Oral Infections and Heart Disease

New research suggests that while oral infections may play a role in heart disease, it's not a clear-cut role.

A new study conducted by researchers at Boston University's Henry M. Goldman School of Dental Medicine disproves the notion that all antibodies work the same way. Research has previously suggested that oral infections might trigger the immune system, causing inflammation in other parts of the body and contributing to heart disease.

But Boston University's Dr. Sok-Ja Janket says that two salivary antibodies are associated with heart disease in different ways.

"Our results indirectly suggest that oral infection may play a role in the initiation of heart disease, but we have to look at the right antibody," Dr. Janket said. "Not all antibodies represent the same pathway."

Dr. Janket determined that the antibody sIgA is positively associated with heart disease risk and as oral infection worsened, the antibody indicated a greater chance of heart disease. The second antibody, IgG, suggested protection from heart disease.

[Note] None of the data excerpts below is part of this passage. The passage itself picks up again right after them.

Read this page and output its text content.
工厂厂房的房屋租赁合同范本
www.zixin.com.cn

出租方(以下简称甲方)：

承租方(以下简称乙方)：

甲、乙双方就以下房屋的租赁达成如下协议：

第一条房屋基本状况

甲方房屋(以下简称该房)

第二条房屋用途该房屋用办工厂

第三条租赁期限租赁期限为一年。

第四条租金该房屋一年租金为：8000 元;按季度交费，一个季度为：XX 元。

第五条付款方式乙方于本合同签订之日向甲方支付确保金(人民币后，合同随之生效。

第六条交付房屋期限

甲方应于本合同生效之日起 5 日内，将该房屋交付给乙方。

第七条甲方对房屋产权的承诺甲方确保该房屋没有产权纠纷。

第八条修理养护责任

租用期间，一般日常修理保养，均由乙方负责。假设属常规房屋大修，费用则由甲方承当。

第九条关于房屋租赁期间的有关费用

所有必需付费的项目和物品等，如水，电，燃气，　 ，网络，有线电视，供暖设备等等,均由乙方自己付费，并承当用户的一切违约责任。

IgG is the most powerful active immunoprotein in saliva and works to inhibit the organisms that cause gingivitis, according to the American Dental Association. The ADA recommends regular trips to the dentist because some diseases or medical conditions can show symptoms in the mouth.

Dr. Janket still hopes to determine whether there is a casual relationship between each antibody and the likelihood of developing heart disease. Her study was not designed to determine cause but Dr. Janket hopes her future research sponsored by the American Heart Association will find the answer.

The study appeared in the April 1 issue of Journal of Dental Research.